Second round, he tried it again, and I ducked, but apparently, I lost my heading when he ironing-boarded me to the ground, similar to a '92 Mustang running in 5th gear toward gumby, and not stopping. He actually had to help me up, but I was ready to go again. Once I got back up, the DS said go again, apparently he didn't win because he hit me with his body again, so he rushed me with an attempted flurry of hits. I jumped and turned, and apparently my leg sprawled outward at him in what was seen as a rear-ward kick like Ken on steroids seeing as I was told afterwards that I flew into the air and kicked backward at him like Lu Kang or something, and after the turn, I drew the pugil straight down into he head, but missed because be backed up, and hit me square in the head with his, knocking me to the side and causing me to stumble. He won that round, and I had to tell the ring to stop spinning so I could see Mickey before they said go again.

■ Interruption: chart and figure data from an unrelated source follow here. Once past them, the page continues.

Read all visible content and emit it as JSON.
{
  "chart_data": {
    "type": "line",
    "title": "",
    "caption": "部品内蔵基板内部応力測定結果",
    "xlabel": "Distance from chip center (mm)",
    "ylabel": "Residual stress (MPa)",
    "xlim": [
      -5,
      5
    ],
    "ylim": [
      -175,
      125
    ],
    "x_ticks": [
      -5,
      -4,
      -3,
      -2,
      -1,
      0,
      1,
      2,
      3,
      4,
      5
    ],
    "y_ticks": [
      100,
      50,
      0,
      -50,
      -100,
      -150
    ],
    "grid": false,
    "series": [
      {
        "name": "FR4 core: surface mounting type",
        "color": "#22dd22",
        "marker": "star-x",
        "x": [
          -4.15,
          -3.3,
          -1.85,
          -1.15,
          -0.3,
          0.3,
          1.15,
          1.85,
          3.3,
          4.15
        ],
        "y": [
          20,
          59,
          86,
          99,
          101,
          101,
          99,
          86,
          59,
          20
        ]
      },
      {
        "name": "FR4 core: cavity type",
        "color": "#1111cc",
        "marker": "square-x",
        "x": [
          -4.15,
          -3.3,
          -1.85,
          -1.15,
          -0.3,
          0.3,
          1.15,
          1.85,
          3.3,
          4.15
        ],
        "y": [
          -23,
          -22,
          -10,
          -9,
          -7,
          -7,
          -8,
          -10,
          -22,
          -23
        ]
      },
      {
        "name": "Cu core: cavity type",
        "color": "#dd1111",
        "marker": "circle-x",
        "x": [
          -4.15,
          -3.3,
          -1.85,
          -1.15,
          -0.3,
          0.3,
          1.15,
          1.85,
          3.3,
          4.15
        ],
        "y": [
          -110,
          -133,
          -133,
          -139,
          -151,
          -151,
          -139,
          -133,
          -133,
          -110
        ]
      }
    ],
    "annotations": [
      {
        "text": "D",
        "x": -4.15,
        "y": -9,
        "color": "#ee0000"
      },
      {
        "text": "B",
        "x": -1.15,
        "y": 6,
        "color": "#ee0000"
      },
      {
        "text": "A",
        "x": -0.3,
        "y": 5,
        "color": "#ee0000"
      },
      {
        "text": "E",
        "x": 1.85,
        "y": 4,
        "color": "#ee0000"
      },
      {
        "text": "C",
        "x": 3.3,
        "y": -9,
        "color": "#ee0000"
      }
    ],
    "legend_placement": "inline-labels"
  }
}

Once I was clear, he called go again, and I was pumped. He'd already won two, and I wasn't letting him get that third. I jumped right past his obvious rush, and swong my pugil leftward to hit him in the back, then turned around and tried to poke at him with it, but it didn't work. We then pressed our pugils against each other a couple of times to try and throw each other off balance, but neither of us was going down and I didn't wanna take fifteen minutes to finish a round like some fights did before, so instead of clashing, I half-way did to give him extra lee-way, and he reacted just as I expected-- he overshot, and I hit him in the top of the head. I won that.
We were tied, and could only fight one more round before a winner was decided. Two an two, with a single round left, I was going cold because my adrenaline was failing quickly, and Mickey seemed so normal that it was like he was draining my energy by just looking at me, like he was the male Rogue, and I just so happened to be shaking his hand. I lost my train of thought, or atleast what was left after that head hit. So we went blow for blow in the last round for a couple of seconds before I lost myself, and tripped back. He took the opportunity to put his weight on me, and strike me in the chest, knocking me clean off my feet and into the air. I knew I was done before I hit the ground, and when I finally did, I hit the ground laughing because I gained my train of thought back completely after I got hit. Odd, huh?
Well afterward, we were hearded back to the average routine of marching from the company to the DFAC, then back to the company, doing something stupid along the way to get smoked, and then cleaning weapons, and going to sleep.